By using a different ordering for the features we can create a different visualization for the same layer. This can help us better understand the structure of the weight-sharing pattern and to perhaps write a specialized implementation for the layer.

import torch
import numpy as np
import autoequiv as ae


perm1 = np.arange(6 * 4).reshape(4, 6)
perm2 = perm1.copy()
        
perm1 = perm1[:, [1, 2, 3, 4, 5, 0]]
perm2 = perm2[[1, 0, 3, 2], :]
perm2 = perm2[:, ::-1]

dna_layer_v2 = ae.LinearEquiv(
    in_generators=[
        perm1.flatten().tolist(),
        perm2.flatten().tolist()
    ],
    out_generators=[
        perm1.flatten().tolist(),
        perm2.flatten().tolist()
    ],
    in_channels=1,
    out_channels=1
)
import matplotlib.pyplot as plt


fig = plt.figure(figsize=(10, 10))
ae.draw_colored_matrix(dna_layer_v2.colors_W)
plt.show()

png

fig = plt.figure(figsize=(10, 2))
ae.draw_colored_matrix(dna_layer_v2.colors_b)
plt.show()

png

Notes

  • The generated layer may sometimes be equivariant to a larger group. In such cases, one has no choice but to change the set on which the group is acting.
  • This implementation is very general, and therefore, it may not be the most efficient implementation possible for many layers.

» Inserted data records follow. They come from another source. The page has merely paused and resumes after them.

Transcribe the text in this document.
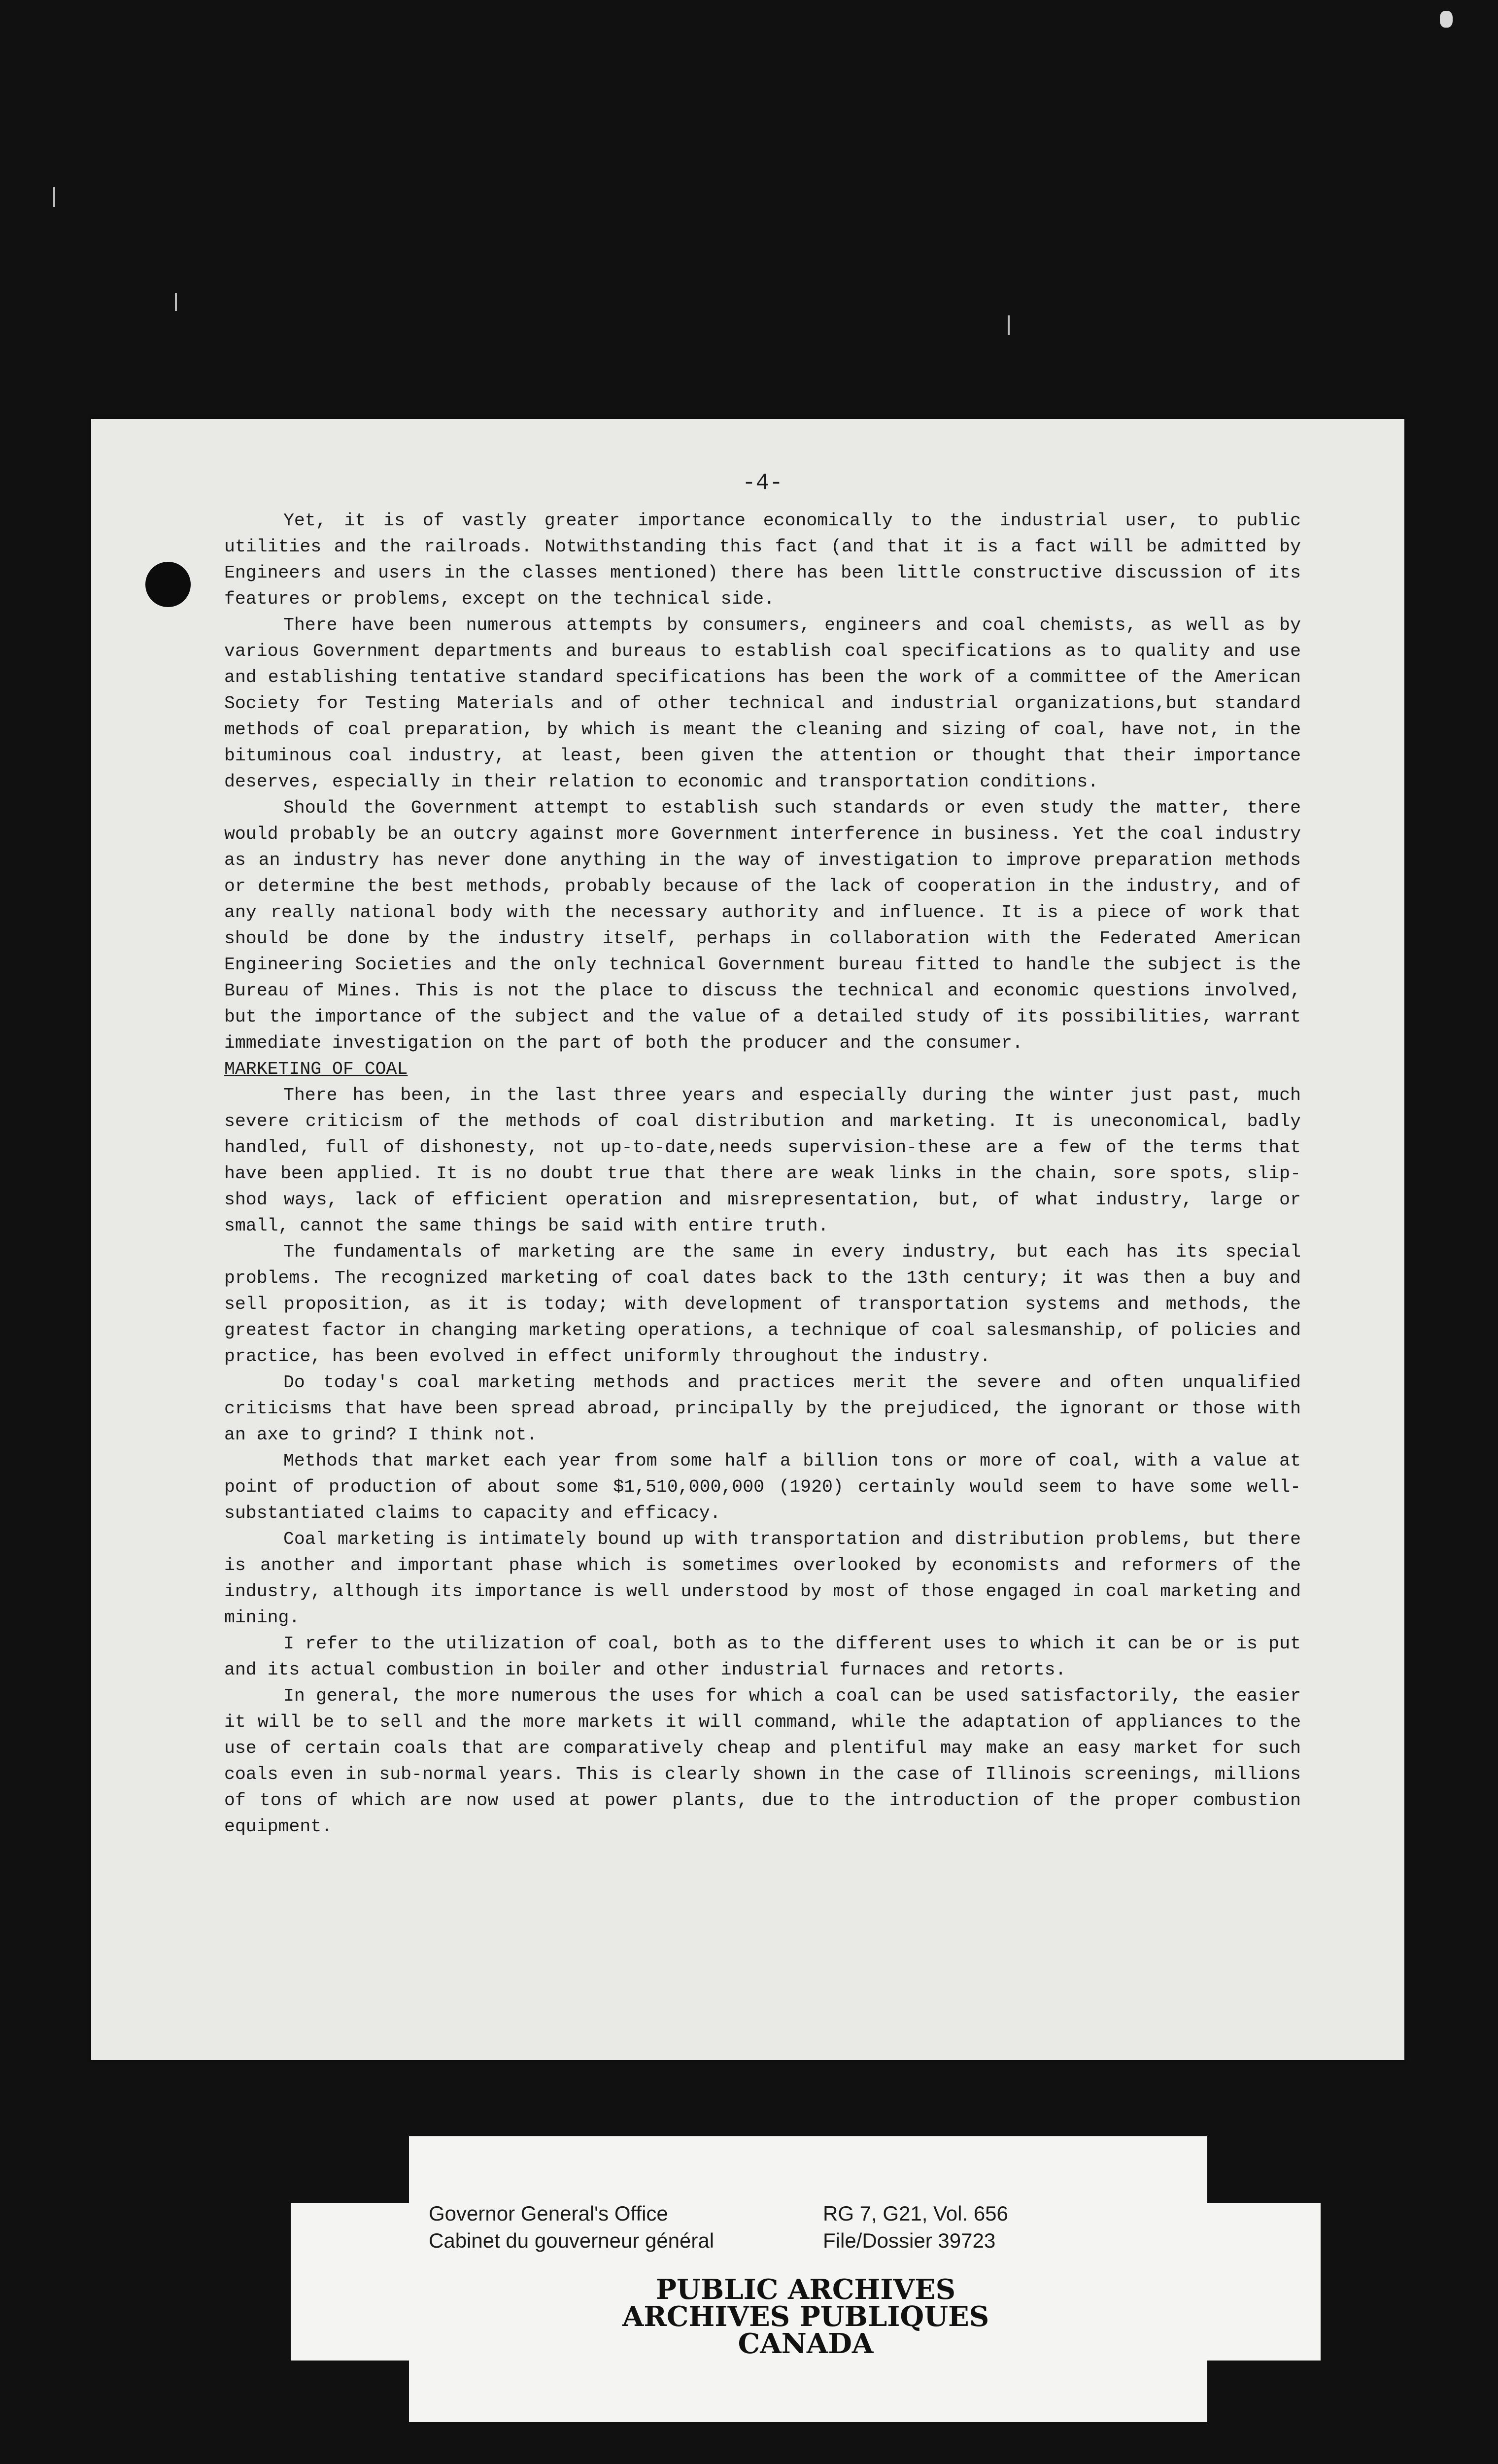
-4-

Yet, it is of vastly greater importance economically to the industrial user, to public utilities and the railroads. Notwithstanding this fact (and that it is a fact will be admitted by Engineers and users in the classes mentioned) there has been little constructive discussion of its features or problems, except on the technical side.

There have been numerous attempts by consumers, engineers and coal chemists, as well as by various Government departments and bureaus to establish coal specifications as to quality and use and establishing tentative standard specifications has been the work of a committee of the American Society for Testing Materials and of other technical and industrial organizations,but standard methods of coal preparation, by which is meant the cleaning and sizing of coal, have not, in the bituminous coal industry, at least, been given the attention or thought that their importance deserves, especially in their relation to economic and transportation conditions.

Should the Government attempt to establish such standards or even study the matter, there would probably be an outcry against more Government interference in business. Yet the coal industry as an industry has never done anything in the way of investigation to improve preparation methods or determine the best methods, probably because of the lack of cooperation in the industry, and of any really national body with the necessary authority and influence. It is a piece of work that should be done by the industry itself, perhaps in collaboration with the Federated American Engineering Societies and the only technical Government bureau fitted to handle the subject is the Bureau of Mines. This is not the place to discuss the technical and economic questions involved, but the importance of the subject and the value of a detailed study of its possibilities, warrant immediate investigation on the part of both the producer and the consumer.

MARKETING OF COAL

There has been, in the last three years and especially during the winter just past, much severe criticism of the methods of coal distribution and marketing. It is uneconomical, badly handled, full of dishonesty, not up-to-date,needs supervision-these are a few of the terms that have been applied. It is no doubt true that there are weak links in the chain, sore spots, slip-shod ways, lack of efficient operation and misrepresentation, but, of what industry, large or small, cannot the same things be said with entire truth.

The fundamentals of marketing are the same in every industry, but each has its special problems. The recognized marketing of coal dates back to the 13th century; it was then a buy and sell proposition, as it is today; with development of transportation systems and methods, the greatest factor in changing marketing operations, a technique of coal salesmanship, of policies and practice, has been evolved in effect uniformly throughout the industry.

Do today's coal marketing methods and practices merit the severe and often unqualified criticisms that have been spread abroad, principally by the prejudiced, the ignorant or those with an axe to grind? I think not.

Methods that market each year from some half a billion tons or more of coal, with a value at point of production of about some $1,510,000,000 (1920) certainly would seem to have some well-substantiated claims to capacity and efficacy.

Coal marketing is intimately bound up with transportation and distribution problems, but there is another and important phase which is sometimes overlooked by economists and reformers of the industry, although its importance is well understood by most of those engaged in coal marketing and mining.

I refer to the utilization of coal, both as to the different uses to which it can be or is put and its actual combustion in boiler and other industrial furnaces and retorts.

In general, the more numerous the uses for which a coal can be used satisfactorily, the easier it will be to sell and the more markets it will command, while the adaptation of appliances to the use of certain coals that are comparatively cheap and plentiful may make an easy market for such coals even in sub-normal years. This is clearly shown in the case of Illinois screenings, millions of tons of which are now used at power plants, due to the introduction of the proper combustion equipment.

Governor General's Office
Cabinet du gouverneur général
RG 7, G21, Vol. 656
File/Dossier 39723
PUBLIC ARCHIVES
ARCHIVES PUBLIQUES
CANADA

This library is useful for finding the weight-sharing pattern and prototyping. It can also be useful in cases where a highly efficient implementation does not seem to exist.

Requirements

torch and numpy are core requirements. Other requirements are matplotlib and pylab if you are plotting matrices, and networkx if you want to plot graphs.

TODOs

  • Implement sparse layers. The current implementation only supports dense layers (every input feature is connected to every output feature).